José María López Alemany | viernes, 25 de noviembre de 2011 h |

@JoseMLAlemany en Twitter

Yo no me esperaba que ante el anuncio de Artur Mas de instaurar un copago por receta dispensada, los medios de comunicación generalistas dieran un beneplácito generalizado como el que han dado, especialmente siendo una cuestión con grandes posibilidades de utilización demagógica y partidista. Pero lo que han demostrado esos medios es que, al menos la opinión publicada no está en contra de responsabilizar a los pacientes del uso que hagan de los servicios.

Ya sé que el copago es, en realidad, un repago. Pero, ¿cuántas cosas hay que son repagos, hoy en día y las asumimos tranquilamente? La lista es interminable y, en especial, todo aquello por lo que se nos cobra tasas: la utilización de instalaciones deportivas, la matrícula universitaria, el transporte público, la recogida de basuras, etc. La única razón que desde mi punto de vista justificaría estudiar a fondo las repercusiones de los copagos antes de implantarlos es, como dice Ana Pastor, que nadie elige ponerse enfermo.

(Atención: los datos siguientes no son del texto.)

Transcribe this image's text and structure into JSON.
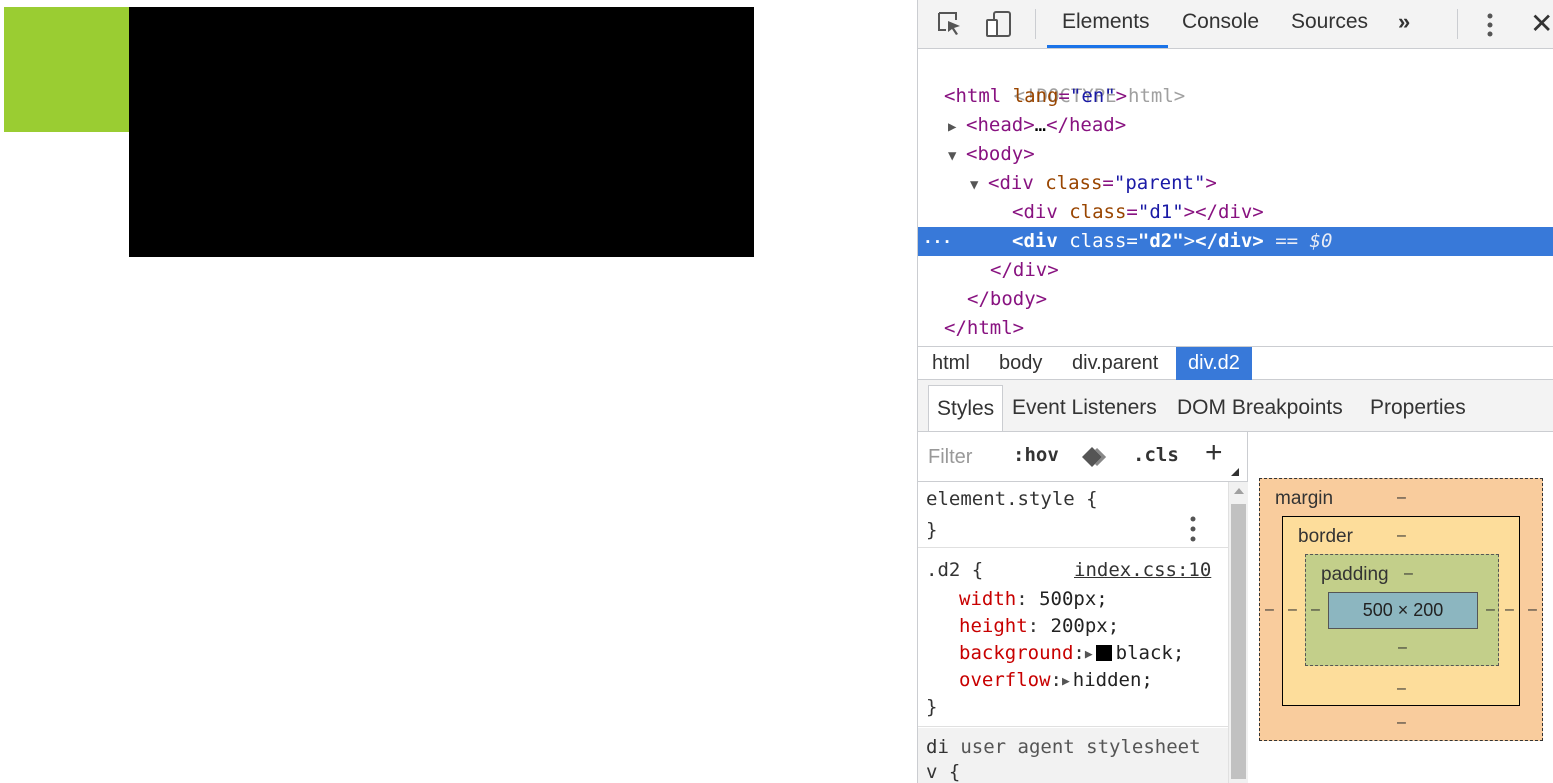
{
  "page": {
    "green_color": "#9acd32",
    "black_color": "#000000"
  },
  "devtools": {
    "toolbar": {
      "tabs": [
        {
          "label": "Elements"
        },
        {
          "label": "Console"
        },
        {
          "label": "Sources"
        }
      ],
      "more_label": "»",
      "close_label": "✕"
    },
    "dom": {
      "doctype": "<!DOCTYPE html>",
      "html_open": {
        "tag_open": "<html",
        "attr": "lang",
        "eq": "=",
        "val": "\"en\"",
        "close": ">"
      },
      "head": {
        "tag": "<head>",
        "ellipsis": "…",
        "close": "</head>"
      },
      "body_open": "<body>",
      "parent_div": {
        "tag_open": "<div",
        "attr": "class",
        "eq": "=",
        "val": "\"parent\"",
        "close": ">"
      },
      "d1_div": {
        "tag_open": "<div",
        "attr": "class",
        "eq": "=",
        "val": "\"d1\"",
        "close": ">",
        "end": "</div>"
      },
      "d2_div": {
        "tag_open": "<div",
        "attr": "class",
        "eq": "=",
        "val": "\"d2\"",
        "close": ">",
        "end": "</div>",
        "suffix": "== $0"
      },
      "div_close": "</div>",
      "body_close": "</body>",
      "html_close": "</html>",
      "row_menu": "···"
    },
    "breadcrumb": [
      "html",
      "body",
      "div.parent",
      "div.d2"
    ],
    "subtabs": [
      "Styles",
      "Event Listeners",
      "DOM Breakpoints",
      "Properties"
    ],
    "filter": {
      "placeholder": "Filter",
      "hov": ":hov",
      "cls": ".cls",
      "add": "+"
    },
    "rules": {
      "element_style": {
        "selector": "element.style {",
        "close": "}"
      },
      "d2": {
        "selector": ".d2 {",
        "source": "index.css:10",
        "props": [
          {
            "name": "width",
            "value": "500px;"
          },
          {
            "name": "height",
            "value": "200px;"
          },
          {
            "name": "background",
            "value": "black;"
          },
          {
            "name": "overflow",
            "value": "hidden;"
          }
        ],
        "close": "}"
      },
      "ua": {
        "selector_part1": "di",
        "label": "user agent stylesheet",
        "selector_part2": "v {"
      }
    },
    "box_model": {
      "margin_label": "margin",
      "border_label": "border",
      "padding_label": "padding",
      "content": "500 × 200",
      "dash": "–",
      "colors": {
        "margin": "#f9cc9d",
        "border": "#fddd9b",
        "padding": "#c3cf8a",
        "content": "#8cb6c0"
      }
    }
  }
}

Pero la situación es tan grave que, o se busca nueva financiación, que a corto plazo es imposible, o se estruja más a los proveedores, cuyo límite de aguante en algunos casos está ya sobrepasado, o se reduce la cartera de servicios y la presión asistencial. Y a esto último solo se llega con educación sanitaria, que no estamos a tiempo de que genere efectos inmediatos o a través de políticas de desincentivación de la demanda como los copagos. Eso sí, un copago justo, es decir, modulable en función de renta y morbilidad.

La sociedad ha demostrado estar madura para asumir que debe apretarse el cinturón. Ahora los políticos deben demostrar que están a la altura para tomar decisiones, aunque difíciles, necesarias.